Any aid would be interpreted as providing material support to Iran’s Islamic Revolutionary Guards Corps (IRGC), which Washington considers a foreign terrorist organization. Facilitating the tanker carries potential immigration and criminal consequences, the unidentified U.S. State Department official said on August 19.

The warning concerns the Adrian Darya 1, formerly known as Grace 1, a supertanker that left Gibraltar on August 19 after spending 45 days in detention over British suspicions that it was violating European Union sanctions on Syria.

Officials in Gibraltar on August 18 rejected a U.S. request to seize the tanker, letting it sail with $130 million worth of crude oil.

U.S. Secretary of State Mike Pompeo said the tanker’s release was “unfortunate” in an August 19 interview on Fox News Channel.

If Iran turns a profit from the tanker’s load, the IRGC will have “more money, more wealth, more resources to continue their terror campaign,” Pompeo said.

Online vessel-tracking sites like Refinitiv show the vessel is heading toward Kalamata, Greece, and is scheduled to arrive on August 25.

Iranian Foreign Ministry spokesman Abbas Musavi said on August 19 that Tehran had warned the United States against seizing the tanker in open seas.

“Iran has given necessary warnings to American officials through its official channels…not to make such a mistake because it would have grave consequences,” Musavi told reporters at a news conference.

This and other shipping disputes have come amid rising tensions between Iran and the West over U.S. sanctions and mounting military and commercial incidents in and around the Persian Gulf, which sees around one-fifth of international oil shipments.

The Grace 1 was seized by Royal Marines as it entered the Mediterranean Sea on July 4, reportedly carrying over 2 million barrels of Iranian oil.

After Gibraltar withdrew its five-week-old detention order against the Grace 1 on August 15, the U.S. Justice Department issued a warrant over its alleged connections to the IRGC, an arm of the Iranian military.

The U.S. warrant said the Grace 1, all of the oil aboard, and $995,000 were subject to forfeiture, citing what it called violations of the International Emergency Economic Powers Act and bank fraud, money-laundering, and terrorism statutes.

Iranian officials have insisted the tanker’s cargo hold of oil is not bound for Syria.

Shipping tensions increased with Iran’s seizure of a U.K.-flagged tanker, the Stena Impero, near the Strait of Hormuz later in July in what they suggested was a tit-for-tat move.

Musavi said on August 19 that there was no link between the two ships “whatsoever.”

“There have been two or three maritime violations made by that ship,” he said in reference to Stena Impero.

“The court is looking into it.

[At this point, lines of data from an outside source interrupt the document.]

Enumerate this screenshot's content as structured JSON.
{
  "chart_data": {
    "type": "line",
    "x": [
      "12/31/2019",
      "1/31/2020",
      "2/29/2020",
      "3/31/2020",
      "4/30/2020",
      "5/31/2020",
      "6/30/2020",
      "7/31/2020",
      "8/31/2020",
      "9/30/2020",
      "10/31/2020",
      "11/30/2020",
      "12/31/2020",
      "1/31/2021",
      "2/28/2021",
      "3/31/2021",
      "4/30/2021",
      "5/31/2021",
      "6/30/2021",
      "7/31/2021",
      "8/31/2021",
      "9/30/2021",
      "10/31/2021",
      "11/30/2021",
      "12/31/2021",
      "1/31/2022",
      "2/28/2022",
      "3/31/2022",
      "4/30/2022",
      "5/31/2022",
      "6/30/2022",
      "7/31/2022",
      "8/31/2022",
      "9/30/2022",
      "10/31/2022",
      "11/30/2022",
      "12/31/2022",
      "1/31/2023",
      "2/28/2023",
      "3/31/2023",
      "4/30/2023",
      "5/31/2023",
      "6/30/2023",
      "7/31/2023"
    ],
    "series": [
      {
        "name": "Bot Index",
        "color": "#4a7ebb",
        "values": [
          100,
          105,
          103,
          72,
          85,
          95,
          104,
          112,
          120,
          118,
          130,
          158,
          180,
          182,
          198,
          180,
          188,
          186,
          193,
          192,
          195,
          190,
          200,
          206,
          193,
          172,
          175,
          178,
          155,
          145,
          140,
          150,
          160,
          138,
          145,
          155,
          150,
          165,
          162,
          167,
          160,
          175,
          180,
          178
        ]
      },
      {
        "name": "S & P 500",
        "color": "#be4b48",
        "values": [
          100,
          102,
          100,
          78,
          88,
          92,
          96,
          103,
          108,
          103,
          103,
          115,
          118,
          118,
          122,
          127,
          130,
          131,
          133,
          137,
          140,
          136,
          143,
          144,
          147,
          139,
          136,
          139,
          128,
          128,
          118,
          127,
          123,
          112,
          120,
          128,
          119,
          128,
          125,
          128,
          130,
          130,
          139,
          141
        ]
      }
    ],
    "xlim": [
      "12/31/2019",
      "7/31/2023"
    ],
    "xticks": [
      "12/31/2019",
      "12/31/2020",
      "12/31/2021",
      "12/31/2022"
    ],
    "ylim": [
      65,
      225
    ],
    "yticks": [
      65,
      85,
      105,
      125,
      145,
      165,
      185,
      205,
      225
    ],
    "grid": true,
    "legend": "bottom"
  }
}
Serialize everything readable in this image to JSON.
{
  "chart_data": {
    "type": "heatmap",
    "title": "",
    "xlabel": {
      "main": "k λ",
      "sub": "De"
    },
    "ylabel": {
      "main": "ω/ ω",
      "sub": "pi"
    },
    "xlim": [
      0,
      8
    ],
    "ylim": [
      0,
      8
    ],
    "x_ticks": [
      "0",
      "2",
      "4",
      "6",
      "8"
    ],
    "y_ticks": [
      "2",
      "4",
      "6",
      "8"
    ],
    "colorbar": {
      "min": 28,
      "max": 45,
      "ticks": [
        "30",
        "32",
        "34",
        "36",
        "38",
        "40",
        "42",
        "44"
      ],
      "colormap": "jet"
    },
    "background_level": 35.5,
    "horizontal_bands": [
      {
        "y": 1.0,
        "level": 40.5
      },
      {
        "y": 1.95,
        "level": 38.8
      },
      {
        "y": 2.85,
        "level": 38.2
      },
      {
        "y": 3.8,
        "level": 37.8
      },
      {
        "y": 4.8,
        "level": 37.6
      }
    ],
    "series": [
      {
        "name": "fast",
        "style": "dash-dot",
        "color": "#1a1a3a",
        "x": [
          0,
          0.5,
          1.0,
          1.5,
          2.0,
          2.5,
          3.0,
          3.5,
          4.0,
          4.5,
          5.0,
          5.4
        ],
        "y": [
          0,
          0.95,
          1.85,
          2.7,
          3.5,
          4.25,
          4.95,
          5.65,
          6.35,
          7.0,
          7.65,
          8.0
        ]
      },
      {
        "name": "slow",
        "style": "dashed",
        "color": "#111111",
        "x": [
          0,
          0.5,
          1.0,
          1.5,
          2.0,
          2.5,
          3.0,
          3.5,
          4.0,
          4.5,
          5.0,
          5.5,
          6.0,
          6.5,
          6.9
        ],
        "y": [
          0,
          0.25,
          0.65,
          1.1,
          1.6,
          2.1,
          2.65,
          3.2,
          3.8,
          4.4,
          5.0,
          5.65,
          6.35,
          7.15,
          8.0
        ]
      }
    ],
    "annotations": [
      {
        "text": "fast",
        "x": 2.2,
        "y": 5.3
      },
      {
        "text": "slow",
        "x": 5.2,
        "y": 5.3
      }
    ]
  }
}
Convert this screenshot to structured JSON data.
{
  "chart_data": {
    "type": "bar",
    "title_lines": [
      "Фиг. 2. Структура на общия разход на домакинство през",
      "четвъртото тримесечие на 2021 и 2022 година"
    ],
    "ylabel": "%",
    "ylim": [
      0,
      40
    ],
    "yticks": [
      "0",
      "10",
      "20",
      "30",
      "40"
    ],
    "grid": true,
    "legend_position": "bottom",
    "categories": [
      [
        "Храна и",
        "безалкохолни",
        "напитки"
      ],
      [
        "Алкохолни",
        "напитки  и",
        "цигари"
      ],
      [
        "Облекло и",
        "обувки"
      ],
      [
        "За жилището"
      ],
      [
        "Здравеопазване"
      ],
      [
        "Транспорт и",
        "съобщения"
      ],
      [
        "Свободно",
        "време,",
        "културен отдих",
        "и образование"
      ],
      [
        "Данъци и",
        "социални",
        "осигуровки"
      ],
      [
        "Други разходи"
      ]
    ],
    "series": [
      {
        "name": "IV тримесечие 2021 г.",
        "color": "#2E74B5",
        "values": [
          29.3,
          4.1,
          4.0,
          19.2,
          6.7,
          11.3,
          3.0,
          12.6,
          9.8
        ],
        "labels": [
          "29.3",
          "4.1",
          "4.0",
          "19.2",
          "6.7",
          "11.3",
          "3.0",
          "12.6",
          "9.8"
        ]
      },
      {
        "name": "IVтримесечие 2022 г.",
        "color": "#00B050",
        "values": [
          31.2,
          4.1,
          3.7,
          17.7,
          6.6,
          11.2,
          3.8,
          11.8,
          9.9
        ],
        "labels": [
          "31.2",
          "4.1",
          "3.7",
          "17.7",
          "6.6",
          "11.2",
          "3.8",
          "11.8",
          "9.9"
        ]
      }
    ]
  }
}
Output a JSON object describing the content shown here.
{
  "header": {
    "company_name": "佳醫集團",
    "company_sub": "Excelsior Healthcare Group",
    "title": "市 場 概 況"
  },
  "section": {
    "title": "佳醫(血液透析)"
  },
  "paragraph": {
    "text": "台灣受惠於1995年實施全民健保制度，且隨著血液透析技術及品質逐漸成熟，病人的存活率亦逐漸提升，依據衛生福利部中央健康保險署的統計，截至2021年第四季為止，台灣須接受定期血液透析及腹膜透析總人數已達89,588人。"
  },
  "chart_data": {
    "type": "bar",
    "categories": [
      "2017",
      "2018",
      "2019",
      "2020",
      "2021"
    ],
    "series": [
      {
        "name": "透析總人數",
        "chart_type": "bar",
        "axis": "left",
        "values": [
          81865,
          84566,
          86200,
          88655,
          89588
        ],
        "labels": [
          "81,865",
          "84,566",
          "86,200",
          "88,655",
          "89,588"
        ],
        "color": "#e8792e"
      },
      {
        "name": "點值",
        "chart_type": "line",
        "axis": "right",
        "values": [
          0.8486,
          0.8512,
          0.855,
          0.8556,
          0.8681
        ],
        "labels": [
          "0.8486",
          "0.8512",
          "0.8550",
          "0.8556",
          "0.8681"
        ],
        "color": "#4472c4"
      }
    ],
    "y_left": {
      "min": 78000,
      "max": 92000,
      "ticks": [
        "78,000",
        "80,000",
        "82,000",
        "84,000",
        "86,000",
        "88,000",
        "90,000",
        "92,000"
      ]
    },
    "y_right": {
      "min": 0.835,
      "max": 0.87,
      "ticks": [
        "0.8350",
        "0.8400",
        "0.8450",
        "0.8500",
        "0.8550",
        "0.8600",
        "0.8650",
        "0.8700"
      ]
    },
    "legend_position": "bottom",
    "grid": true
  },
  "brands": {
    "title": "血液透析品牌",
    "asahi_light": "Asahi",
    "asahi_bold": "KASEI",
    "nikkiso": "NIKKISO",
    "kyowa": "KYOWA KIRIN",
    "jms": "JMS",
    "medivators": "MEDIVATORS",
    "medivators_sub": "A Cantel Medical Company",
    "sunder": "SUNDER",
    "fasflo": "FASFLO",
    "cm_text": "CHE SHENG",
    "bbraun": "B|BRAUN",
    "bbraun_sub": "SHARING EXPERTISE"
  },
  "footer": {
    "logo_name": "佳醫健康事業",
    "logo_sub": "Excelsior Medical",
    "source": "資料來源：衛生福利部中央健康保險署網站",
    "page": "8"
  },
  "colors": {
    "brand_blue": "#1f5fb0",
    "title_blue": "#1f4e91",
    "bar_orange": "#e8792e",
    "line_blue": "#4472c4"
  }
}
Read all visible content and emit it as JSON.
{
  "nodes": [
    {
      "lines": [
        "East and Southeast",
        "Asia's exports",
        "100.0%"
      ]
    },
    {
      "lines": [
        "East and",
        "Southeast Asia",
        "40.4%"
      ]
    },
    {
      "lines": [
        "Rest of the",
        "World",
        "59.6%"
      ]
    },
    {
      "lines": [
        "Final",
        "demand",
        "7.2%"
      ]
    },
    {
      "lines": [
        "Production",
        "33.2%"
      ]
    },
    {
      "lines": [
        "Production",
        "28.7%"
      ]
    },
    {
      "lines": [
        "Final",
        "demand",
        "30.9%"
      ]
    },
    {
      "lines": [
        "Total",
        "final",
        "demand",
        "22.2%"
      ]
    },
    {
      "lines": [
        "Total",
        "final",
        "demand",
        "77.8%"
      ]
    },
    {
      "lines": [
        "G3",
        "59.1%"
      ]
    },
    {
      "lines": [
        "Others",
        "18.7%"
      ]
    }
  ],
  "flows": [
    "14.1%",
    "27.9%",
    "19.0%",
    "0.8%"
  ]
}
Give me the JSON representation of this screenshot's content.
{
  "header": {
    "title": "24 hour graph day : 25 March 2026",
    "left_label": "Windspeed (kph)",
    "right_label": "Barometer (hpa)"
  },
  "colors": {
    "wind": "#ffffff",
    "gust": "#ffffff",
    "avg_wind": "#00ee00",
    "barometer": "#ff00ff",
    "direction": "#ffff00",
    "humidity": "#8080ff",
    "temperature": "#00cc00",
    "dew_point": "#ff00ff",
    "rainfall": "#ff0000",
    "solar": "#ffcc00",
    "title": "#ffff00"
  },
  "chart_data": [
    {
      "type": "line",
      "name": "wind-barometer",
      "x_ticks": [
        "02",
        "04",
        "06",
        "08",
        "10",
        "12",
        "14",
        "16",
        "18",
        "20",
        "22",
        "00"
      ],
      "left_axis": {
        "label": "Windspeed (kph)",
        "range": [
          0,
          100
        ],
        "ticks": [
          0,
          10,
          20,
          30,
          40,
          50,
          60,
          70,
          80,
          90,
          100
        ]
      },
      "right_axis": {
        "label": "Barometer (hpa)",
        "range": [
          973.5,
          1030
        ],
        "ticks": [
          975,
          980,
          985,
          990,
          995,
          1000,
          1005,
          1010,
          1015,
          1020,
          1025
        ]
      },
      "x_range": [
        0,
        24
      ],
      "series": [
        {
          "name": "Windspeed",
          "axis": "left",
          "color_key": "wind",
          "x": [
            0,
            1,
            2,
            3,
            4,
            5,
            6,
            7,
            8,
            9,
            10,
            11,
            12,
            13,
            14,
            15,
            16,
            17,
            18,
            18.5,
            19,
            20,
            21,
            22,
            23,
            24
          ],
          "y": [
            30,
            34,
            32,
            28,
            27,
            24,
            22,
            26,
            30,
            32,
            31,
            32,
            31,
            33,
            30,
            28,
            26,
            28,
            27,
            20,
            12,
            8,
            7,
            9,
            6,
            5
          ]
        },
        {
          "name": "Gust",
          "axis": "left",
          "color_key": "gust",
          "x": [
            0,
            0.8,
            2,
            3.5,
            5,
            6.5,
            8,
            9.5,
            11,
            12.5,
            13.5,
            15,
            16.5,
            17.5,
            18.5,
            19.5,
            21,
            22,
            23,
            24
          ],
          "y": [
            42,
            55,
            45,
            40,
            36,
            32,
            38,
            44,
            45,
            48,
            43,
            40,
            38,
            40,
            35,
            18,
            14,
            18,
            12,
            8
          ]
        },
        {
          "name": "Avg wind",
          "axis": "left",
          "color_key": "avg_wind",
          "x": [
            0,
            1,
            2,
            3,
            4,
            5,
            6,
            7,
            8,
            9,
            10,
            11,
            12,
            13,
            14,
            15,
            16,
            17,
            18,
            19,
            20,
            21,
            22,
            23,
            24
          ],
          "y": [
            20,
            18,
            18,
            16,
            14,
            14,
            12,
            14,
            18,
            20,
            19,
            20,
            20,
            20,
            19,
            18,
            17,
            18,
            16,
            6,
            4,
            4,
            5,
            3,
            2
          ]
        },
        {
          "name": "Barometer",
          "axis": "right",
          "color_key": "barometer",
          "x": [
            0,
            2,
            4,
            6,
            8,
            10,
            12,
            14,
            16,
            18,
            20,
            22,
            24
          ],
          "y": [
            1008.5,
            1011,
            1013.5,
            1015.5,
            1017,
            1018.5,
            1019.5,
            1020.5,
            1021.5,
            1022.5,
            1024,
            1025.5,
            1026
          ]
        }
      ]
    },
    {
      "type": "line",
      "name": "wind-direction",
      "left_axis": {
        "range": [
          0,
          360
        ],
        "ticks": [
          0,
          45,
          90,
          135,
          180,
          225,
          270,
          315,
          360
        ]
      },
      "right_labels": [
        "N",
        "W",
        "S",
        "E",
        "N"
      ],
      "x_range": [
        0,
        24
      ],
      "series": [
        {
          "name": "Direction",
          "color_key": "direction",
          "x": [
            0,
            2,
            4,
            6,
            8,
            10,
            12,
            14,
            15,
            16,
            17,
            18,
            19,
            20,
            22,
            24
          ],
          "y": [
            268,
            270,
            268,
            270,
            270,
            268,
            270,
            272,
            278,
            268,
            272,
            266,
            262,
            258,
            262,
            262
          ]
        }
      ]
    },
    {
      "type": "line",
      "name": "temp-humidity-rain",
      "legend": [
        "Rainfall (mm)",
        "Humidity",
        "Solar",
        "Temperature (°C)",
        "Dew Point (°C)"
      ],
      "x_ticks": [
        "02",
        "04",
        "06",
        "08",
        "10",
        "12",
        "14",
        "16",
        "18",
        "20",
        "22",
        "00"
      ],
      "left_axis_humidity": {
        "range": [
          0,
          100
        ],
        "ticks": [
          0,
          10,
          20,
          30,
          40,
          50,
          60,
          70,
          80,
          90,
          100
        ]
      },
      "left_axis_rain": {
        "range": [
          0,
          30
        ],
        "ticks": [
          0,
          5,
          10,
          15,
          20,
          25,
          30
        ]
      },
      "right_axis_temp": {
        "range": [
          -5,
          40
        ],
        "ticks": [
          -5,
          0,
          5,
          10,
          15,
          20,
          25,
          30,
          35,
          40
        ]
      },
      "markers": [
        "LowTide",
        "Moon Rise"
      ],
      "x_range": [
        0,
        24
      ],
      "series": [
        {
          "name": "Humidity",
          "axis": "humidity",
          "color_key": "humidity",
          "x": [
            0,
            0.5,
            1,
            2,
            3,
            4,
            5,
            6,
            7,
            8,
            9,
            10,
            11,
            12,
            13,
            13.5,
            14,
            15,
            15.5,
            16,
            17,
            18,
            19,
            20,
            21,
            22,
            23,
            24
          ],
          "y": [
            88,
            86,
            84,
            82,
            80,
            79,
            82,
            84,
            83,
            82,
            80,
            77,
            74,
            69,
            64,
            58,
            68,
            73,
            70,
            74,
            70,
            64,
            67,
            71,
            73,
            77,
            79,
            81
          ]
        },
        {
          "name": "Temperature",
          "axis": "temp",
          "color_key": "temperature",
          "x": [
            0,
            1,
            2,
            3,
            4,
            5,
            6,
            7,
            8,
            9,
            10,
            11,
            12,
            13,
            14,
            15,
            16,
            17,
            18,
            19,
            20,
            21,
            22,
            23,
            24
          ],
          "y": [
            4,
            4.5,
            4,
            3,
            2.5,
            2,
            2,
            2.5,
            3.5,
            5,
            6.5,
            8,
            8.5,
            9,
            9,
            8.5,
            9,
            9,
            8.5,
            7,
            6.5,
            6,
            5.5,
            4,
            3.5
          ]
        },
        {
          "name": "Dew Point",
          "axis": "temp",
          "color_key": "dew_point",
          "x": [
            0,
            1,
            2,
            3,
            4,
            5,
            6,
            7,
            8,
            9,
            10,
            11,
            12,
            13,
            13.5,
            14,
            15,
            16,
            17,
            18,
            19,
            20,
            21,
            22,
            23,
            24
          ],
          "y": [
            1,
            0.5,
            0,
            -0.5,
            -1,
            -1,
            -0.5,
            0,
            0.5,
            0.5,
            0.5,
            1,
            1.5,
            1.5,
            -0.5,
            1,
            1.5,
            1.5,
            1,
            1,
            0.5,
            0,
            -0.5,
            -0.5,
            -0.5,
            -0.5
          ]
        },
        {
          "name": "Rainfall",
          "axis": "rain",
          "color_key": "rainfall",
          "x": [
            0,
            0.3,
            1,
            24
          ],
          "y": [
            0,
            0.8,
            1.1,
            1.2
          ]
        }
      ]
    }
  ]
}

We hope the [investigation] is completed as soon as possible and the verdict is issued,” he added.

U.S. President Donald Trump has called for an international effort to escort vessels to defend commercial shipping interests in the Persian Gulf against harassment and illegal interference, meeting with support from the U.K. and from some other Western and Persian Gulf state officials.

But Iranian officials, who have routinely said the Strait of Hormuz is under their close watch, said recently that “outside presences” in the region can destabilize things.

Then on August 18, Reuters quoted the IRGC’s naval chief as warning that the presence of the United States and Britain in the region “means insecurity” and seemingly suggested its own regional coalition to provide security in the gulf.